Le ministère ukrainien des Affaires étrangères a annoncé, samedi 16 août, que l’Ukraine pourrait intégrer ses "installations de détection antimissile" à un système européen ou en proposer les services à des "pays étrangers".

L’annulation des accords russo-ukrainiens sur l’utilisation commune des systèmes de radars, décidée cette année, "donnera à l’Ukraine la possibilité d’établir une coopération active avec les pays européens", déclare le ministère ukrainien dans un communiqué. Cette coopération porterait sur "l’intégration des éléments ukrainiens de détection antimissile et de contrôle spatial, ainsi qu’avec des Etats étrangers intéressés par le renseignement spatial", est-il ajouté dans le texte.

Ceci alors qu’un haut responsable militaire russe a prévenu, vendredi que la Pologne devenait une cible "prioritaire" pour d’éventuelles frappes après la signature d’un accord entre la Pologne et les Etats-Unis sur l’installation en Europe centrale d’un bouclier antimissile américain après 15 mois de tractations.

Bouclier antimissile

L’accord permet aux Etats-Unis d’installer sur le sol polonais à l’horizon 2012 dix intercepteurs capables de détruire en vol d’éventuels missiles balistiques à longue portée.

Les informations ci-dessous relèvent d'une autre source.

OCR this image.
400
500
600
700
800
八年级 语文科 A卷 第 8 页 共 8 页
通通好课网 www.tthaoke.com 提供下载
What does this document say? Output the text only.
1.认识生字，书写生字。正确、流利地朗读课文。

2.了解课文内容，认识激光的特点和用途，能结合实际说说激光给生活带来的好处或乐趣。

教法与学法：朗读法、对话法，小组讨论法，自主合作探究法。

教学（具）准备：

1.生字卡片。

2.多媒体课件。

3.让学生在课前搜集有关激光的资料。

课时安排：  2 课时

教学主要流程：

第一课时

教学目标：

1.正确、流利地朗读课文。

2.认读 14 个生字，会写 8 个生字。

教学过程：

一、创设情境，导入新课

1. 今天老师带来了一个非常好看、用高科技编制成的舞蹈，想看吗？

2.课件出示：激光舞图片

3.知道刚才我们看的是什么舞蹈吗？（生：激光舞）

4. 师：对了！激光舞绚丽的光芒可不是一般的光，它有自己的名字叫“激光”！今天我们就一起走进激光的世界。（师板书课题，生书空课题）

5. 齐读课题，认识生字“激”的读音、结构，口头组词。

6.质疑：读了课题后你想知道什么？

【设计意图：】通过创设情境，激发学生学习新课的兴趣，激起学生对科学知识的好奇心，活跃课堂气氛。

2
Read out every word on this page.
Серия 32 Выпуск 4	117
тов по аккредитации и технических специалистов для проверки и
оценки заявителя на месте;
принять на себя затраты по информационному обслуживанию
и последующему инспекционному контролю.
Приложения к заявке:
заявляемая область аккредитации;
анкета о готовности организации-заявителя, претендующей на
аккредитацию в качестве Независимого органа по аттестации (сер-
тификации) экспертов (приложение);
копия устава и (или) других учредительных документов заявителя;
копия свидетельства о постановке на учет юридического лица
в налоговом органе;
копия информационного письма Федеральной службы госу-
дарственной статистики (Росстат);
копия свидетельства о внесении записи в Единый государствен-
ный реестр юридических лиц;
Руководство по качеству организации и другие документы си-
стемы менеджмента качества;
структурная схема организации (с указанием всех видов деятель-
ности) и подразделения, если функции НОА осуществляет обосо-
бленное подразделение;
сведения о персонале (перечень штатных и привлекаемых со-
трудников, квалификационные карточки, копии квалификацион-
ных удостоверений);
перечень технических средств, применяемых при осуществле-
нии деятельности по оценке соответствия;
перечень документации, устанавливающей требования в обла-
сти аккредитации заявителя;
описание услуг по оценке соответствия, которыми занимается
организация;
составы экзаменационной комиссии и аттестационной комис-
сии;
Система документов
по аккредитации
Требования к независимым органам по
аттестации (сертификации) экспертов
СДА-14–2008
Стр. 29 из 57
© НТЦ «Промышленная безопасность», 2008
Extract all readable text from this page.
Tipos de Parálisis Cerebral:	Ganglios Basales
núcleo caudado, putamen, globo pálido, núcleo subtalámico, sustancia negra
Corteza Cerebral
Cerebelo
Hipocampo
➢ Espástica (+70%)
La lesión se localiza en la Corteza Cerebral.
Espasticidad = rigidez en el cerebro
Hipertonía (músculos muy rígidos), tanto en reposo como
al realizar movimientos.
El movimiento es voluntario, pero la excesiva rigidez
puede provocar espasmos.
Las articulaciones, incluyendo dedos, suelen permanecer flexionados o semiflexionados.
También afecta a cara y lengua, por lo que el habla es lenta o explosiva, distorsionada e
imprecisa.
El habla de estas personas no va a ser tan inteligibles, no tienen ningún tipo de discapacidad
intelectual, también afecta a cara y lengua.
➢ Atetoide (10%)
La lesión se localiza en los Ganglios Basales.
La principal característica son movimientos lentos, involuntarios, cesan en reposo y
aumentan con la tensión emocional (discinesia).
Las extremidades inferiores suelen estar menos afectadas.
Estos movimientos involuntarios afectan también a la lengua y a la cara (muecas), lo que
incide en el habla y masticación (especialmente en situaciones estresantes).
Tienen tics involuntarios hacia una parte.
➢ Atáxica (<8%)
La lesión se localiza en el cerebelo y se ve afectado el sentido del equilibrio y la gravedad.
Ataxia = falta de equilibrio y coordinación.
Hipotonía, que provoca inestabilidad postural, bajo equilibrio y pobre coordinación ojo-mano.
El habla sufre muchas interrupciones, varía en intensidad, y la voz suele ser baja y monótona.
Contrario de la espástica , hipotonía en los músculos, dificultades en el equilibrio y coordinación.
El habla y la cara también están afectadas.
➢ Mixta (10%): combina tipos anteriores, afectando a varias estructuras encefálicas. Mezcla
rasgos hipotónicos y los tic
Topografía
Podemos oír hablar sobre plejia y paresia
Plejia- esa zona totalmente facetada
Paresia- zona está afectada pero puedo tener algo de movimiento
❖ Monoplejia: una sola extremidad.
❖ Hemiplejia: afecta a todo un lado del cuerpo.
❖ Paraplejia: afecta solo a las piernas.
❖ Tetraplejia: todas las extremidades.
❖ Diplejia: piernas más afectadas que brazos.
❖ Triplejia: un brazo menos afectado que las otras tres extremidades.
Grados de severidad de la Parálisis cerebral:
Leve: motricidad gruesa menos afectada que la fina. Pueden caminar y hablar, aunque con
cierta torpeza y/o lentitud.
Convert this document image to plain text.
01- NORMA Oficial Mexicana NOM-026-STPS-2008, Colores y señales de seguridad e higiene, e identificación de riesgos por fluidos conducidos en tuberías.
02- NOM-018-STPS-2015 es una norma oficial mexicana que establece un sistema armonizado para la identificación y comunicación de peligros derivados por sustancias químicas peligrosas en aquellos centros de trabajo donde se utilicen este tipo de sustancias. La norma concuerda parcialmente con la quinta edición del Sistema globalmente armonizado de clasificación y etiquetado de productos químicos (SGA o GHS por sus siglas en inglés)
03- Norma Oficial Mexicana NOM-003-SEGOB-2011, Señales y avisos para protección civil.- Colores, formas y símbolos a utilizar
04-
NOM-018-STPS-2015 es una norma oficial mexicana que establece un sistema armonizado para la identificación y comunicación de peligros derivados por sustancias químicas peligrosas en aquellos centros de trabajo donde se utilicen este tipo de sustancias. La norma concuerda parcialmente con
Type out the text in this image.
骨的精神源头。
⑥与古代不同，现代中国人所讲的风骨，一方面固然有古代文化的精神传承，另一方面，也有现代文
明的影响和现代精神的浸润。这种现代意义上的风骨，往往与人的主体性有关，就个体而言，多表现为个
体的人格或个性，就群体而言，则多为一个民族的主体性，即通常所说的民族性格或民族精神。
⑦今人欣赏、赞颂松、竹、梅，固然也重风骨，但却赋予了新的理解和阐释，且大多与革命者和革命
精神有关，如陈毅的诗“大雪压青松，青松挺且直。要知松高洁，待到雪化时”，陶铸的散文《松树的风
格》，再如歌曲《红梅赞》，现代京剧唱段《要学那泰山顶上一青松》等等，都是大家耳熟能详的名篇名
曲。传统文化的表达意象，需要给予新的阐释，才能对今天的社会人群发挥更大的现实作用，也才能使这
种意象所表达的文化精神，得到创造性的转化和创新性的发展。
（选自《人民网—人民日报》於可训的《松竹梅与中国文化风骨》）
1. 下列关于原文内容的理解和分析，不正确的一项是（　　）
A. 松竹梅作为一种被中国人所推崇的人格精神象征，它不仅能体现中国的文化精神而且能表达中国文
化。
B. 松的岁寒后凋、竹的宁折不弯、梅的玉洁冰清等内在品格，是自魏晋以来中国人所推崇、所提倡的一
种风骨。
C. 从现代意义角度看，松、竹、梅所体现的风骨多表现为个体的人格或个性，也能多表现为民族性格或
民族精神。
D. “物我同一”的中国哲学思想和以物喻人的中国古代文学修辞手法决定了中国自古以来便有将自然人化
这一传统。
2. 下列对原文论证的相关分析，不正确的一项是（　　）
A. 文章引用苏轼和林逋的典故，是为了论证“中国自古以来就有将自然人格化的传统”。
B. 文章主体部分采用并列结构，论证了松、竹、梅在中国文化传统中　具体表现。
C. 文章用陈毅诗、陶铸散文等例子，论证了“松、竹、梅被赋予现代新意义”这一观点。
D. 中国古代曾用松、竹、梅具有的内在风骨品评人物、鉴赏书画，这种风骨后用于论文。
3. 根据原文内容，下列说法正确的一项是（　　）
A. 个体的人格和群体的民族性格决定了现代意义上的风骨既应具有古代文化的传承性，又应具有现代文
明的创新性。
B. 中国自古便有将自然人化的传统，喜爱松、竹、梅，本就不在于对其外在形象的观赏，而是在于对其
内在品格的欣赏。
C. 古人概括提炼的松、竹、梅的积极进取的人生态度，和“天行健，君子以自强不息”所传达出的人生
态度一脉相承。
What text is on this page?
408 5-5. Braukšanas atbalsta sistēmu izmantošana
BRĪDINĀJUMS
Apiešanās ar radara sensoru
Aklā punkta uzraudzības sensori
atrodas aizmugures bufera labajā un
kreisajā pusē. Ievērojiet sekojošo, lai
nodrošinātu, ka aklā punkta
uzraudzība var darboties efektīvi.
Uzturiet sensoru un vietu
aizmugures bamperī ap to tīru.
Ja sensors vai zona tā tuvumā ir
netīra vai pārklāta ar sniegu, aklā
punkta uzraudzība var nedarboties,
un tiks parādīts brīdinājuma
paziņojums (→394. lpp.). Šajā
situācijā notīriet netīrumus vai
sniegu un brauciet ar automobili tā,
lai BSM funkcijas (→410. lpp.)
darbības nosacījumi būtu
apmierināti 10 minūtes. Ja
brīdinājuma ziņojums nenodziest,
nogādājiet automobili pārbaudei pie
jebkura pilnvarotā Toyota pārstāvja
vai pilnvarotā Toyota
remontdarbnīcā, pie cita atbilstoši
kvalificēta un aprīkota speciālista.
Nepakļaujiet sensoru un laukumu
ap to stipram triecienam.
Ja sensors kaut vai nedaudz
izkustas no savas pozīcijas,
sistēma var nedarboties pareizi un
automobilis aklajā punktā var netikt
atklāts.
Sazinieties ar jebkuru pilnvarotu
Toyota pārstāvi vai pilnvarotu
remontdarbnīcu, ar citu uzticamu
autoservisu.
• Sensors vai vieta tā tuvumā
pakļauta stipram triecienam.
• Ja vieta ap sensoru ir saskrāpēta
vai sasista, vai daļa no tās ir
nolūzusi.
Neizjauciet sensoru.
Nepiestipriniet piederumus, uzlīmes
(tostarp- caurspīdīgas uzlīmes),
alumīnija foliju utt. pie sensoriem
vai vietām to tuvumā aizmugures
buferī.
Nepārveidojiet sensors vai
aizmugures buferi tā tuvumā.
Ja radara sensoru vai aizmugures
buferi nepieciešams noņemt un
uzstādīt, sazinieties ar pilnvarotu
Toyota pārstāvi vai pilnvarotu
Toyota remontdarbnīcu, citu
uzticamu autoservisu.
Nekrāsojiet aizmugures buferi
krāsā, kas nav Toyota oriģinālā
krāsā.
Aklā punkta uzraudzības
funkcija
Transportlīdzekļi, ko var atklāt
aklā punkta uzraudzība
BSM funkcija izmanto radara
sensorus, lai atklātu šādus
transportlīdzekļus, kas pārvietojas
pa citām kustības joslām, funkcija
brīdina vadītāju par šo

Couplé avec un puissant radar qui sera installé en République tchèque, le bouclier permettra de protéger le territoire américain d’éventuelles menaces de pays imprévisibles comme l’Iran.

Washington et Varsovie ont beau plaider que le bouclier est un système uniquement défensif, la Russie y voit une menace directe contre elle.

"Seuls les gens malintentionnés peuvent craindre notre accord. C’est un accord bon pour la Pologne, pour les Etats-Unis, pour l’Otan, pour la sécurité internationale," cherchait a réfuter jeudi soir le chef de la diplomatie polonaise Radoslaw Sikorski.